Ее грехи. Об этом никто не узнает. Может, только вникая в себя, в движение своей крови, во всю свою телесную самость, которую язык не в состоянии передать другим, она натыкалась там на изъян, на вину самого своего существования и рождения детей. Это тоже можно предположить. Вероятно, мнительную совесть и склонность к самобичеванию Томаш унаследовал от нее. Впрочем, дразня ее, он мстил за то, что стыдился, словно речь шла о нем самом, когда слышал ее причитания: «О-е, о-е».
XXII
Близилась весна, лед на пруду покрылся водой, и на нем исчезли царапины от башмаков Томаша — он катался или просто забавлялся, стуча по зеленой поверхности, в которую вмерзли недосягаемые насекомые и листья водорослей. Снег был уже усталый, в полдень с крыши капало, и капли пробивали вдоль дома линию из дырочек. Вечером светло — розовый свет на белых бугорках сгущался, становясь желтым и карминовым. Следы людей и зверей темнели собравшейся в них влагой.
Томаш увлеченно рисовал, а толчком к этому послужили немецкие иллюстрированные журналы, привезенные бабкой Дильбиновой. В них он разглядывал пушки, танки и аэроплан «Таубе», который ему чрезвычайно понравился. Аэроплан два раза появлялся над Гиньем, но высоко — люди собирались и показывали пальцами в небо, откуда доносился гул. Теперь Томаш увидел, как он выглядит на самом деле. На его рисунках солдаты бежали в атаку (движение ног передать нетрудно — нужно согнуть их палочки там, где колени), падали, из стволов вырывались пучки прямых линий и летели пули — ряды прерывистых черточек. А над всем этим парил «Таубе».

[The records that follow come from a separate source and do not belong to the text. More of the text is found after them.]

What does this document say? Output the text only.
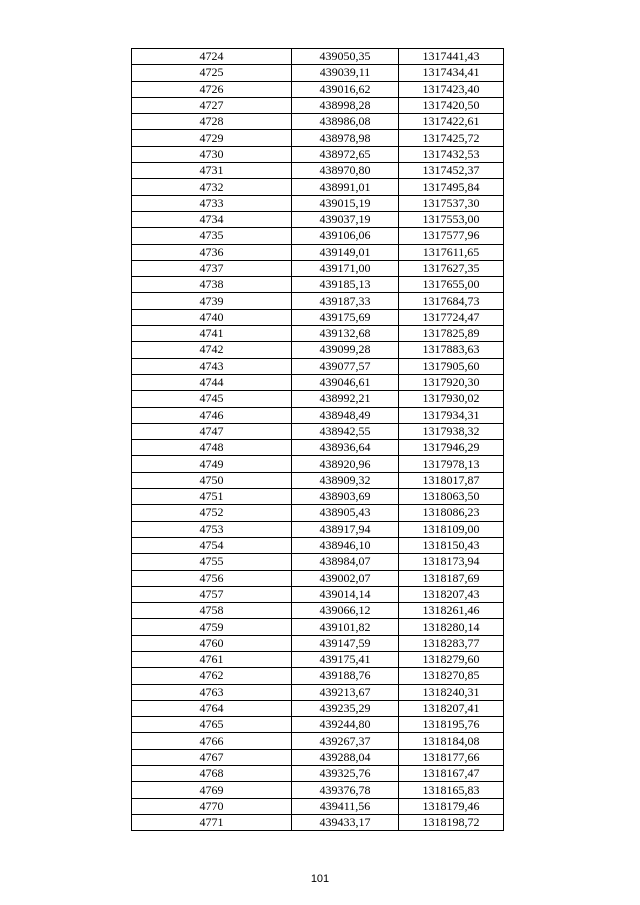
4724	439050,35	1317441,43
4725	439039,11	1317434,41
4726	439016,62	1317423,40
4727	438998,28	1317420,50
4728	438986,08	1317422,61
4729	438978,98	1317425,72
4730	438972,65	1317432,53
4731	438970,80	1317452,37
4732	438991,01	1317495,84
4733	439015,19	1317537,30
4734	439037,19	1317553,00
4735	439106,06	1317577,96
4736	439149,01	1317611,65
4737	439171,00	1317627,35
4738	439185,13	1317655,00
4739	439187,33	1317684,73
4740	439175,69	1317724,47
4741	439132,68	1317825,89
4742	439099,28	1317883,63
4743	439077,57	1317905,60
4744	439046,61	1317920,30
4745	438992,21	1317930,02
4746	438948,49	1317934,31
4747	438942,55	1317938,32
4748	438936,64	1317946,29
4749	438920,96	1317978,13
4750	438909,32	1318017,87
4751	438903,69	1318063,50
4752	438905,43	1318086,23
4753	438917,94	1318109,00
4754	438946,10	1318150,43
4755	438984,07	1318173,94
4756	439002,07	1318187,69
4757	439014,14	1318207,43
4758	439066,12	1318261,46
4759	439101,82	1318280,14
4760	439147,59	1318283,77
4761	439175,41	1318279,60
4762	439188,76	1318270,85
4763	439213,67	1318240,31
4764	439235,29	1318207,41
4765	439244,80	1318195,76
4766	439267,37	1318184,08
4767	439288,04	1318177,66
4768	439325,76	1318167,47
4769	439376,78	1318165,83
4770	439411,56	1318179,46
4771	439433,17	1318198,72
101
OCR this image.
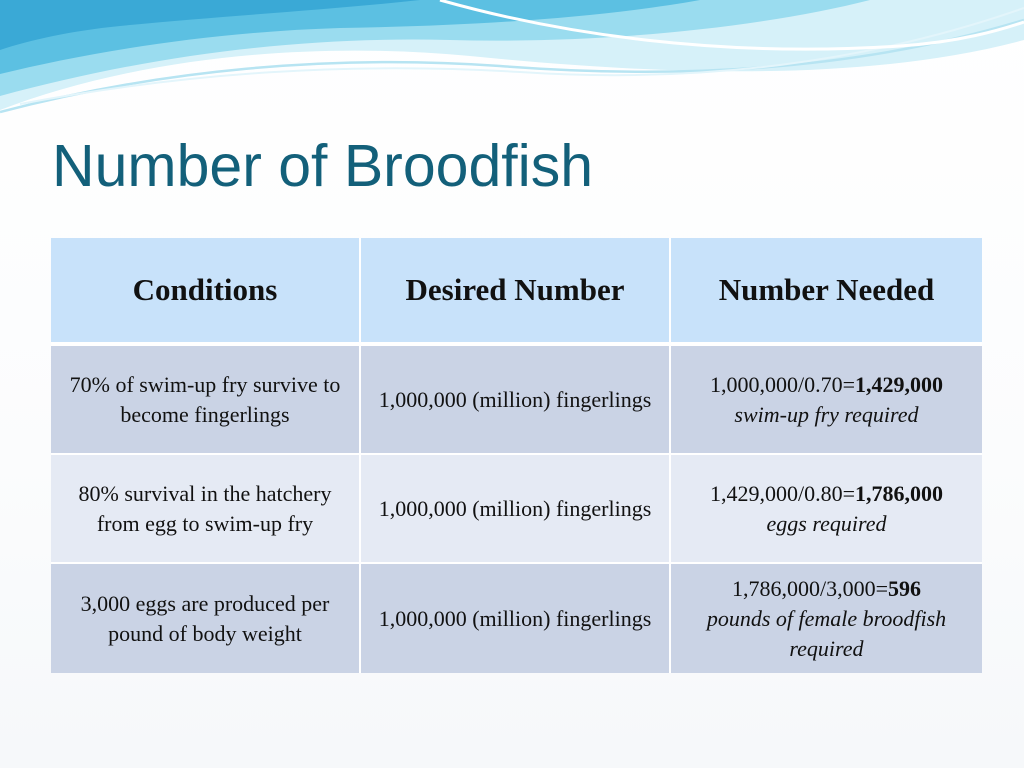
Number of Broodfish
Conditions	Desired Number	Number Needed
70% of swim-up fry survive to become fingerlings	1,000,000 (million) fingerlings	1,000,000/0.70=1,429,000
swim-up fry required
80% survival in the hatchery from egg to swim-up fry	1,000,000 (million) fingerlings	1,429,000/0.80=1,786,000
eggs required
3,000 eggs are produced per pound of body weight	1,000,000 (million) fingerlings	1,786,000/3,000=596
pounds of female broodfish required
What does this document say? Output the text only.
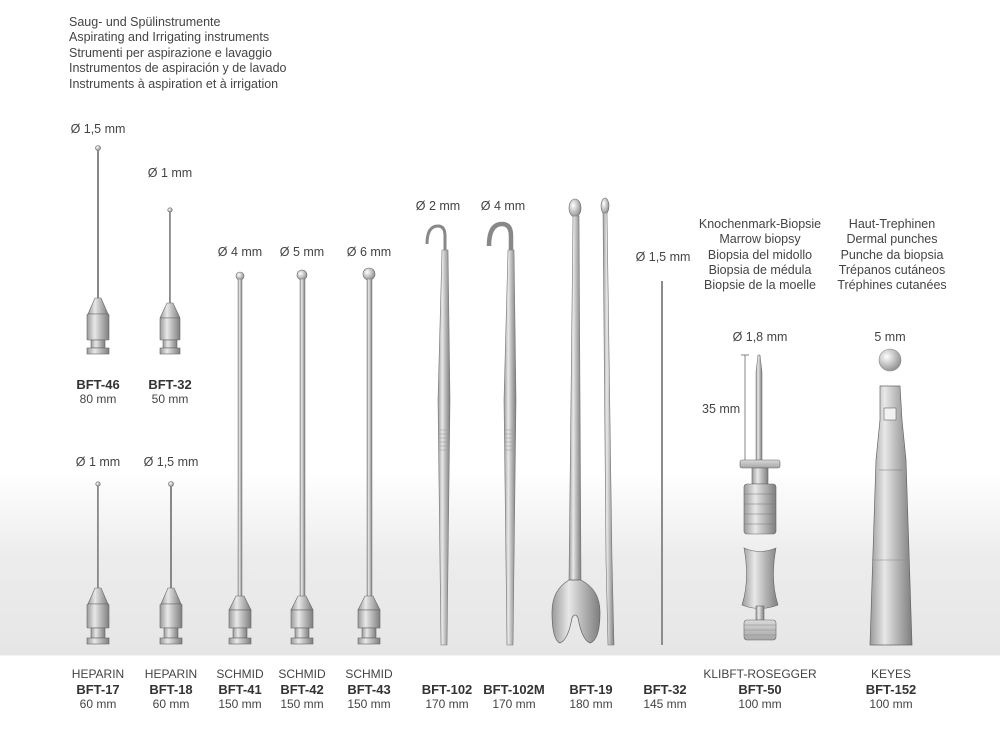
Saug- und Spülinstrumente
Aspirating and Irrigating instruments
Strumenti per aspirazione e lavaggio
Instrumentos de aspiración y de lavado
Instruments à aspiration et à irrigation
Ø 1,5 mm
Ø 1 mm
Ø 1 mm Ø 1,5 mm
Ø 4 mm Ø 5 mm Ø 6 mm
Ø 2 mm Ø 4 mm
Ø 1,5 mm
Ø 1,8 mm
35 mm
5 mm
Knochenmark-Biopsie
Marrow biopsy
Biopsia del midollo
Biopsia de médula
Biopsie de la moelle
Haut-Trephinen
Dermal punches
Punche da biopsia
Trépanos cutáneos
Tréphines cutanées
BFT-46
80 mm
BFT-32
50 mm
HEPARIN
BFT-17
60 mm
HEPARIN
BFT-18
60 mm
SCHMID
BFT-41
150 mm
SCHMID
BFT-42
150 mm
SCHMID
BFT-43
150 mm
BFT-102
170 mm
BFT-102M
170 mm
BFT-19
180 mm
BFT-32
145 mm
KLIBFT-ROSEGGER
BFT-50
100 mm
KEYES
BFT-152
100 mm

Прежде чем перейти к случаю, имеющему некоторое отношение к тем сценам, которые Томаш придумывал на бумаге, надо рассказать о расположении комнат во флигеле. Зимой жили только в той его части, окна которой выходили в сад, то есть внутрь угла, образуемого старой усадьбой и пристройкой. Сначала ткацкая (там работал Пакенас), затем кладовка для шерсти и семян, дальше комната бабки Дильбиновой, а за ней та, в которой спал Томаш. Потом логово бабушки Миси и уже в самом углу — дедушка.
В то утро Томаш проснулся рано — ему было холодно. Он вертелся и ежился, но ничего не помогало: на него дул морозный воздух. Отвернувшись от окна, он натянул на себя одеяло и стал разглядывать солнечные блики на стене. У стены на большом куске полотна рассыпали муку, чтоб подсыхала. Лениво водя по ней глазами, он вдруг заинтересовался: что-то в ней блестело, словно кристаллики льда или соли. Томаш вскочил и, присев, потрогал: осколки стекла. Тогда он удивленно оглянулся на окно. В стекле была дыра размером с два кулака, а вокруг звездообразно расходились трещины. Он тут же побежал к бабушке Мисе, крича, что ночью кто-то бросил из сада камень.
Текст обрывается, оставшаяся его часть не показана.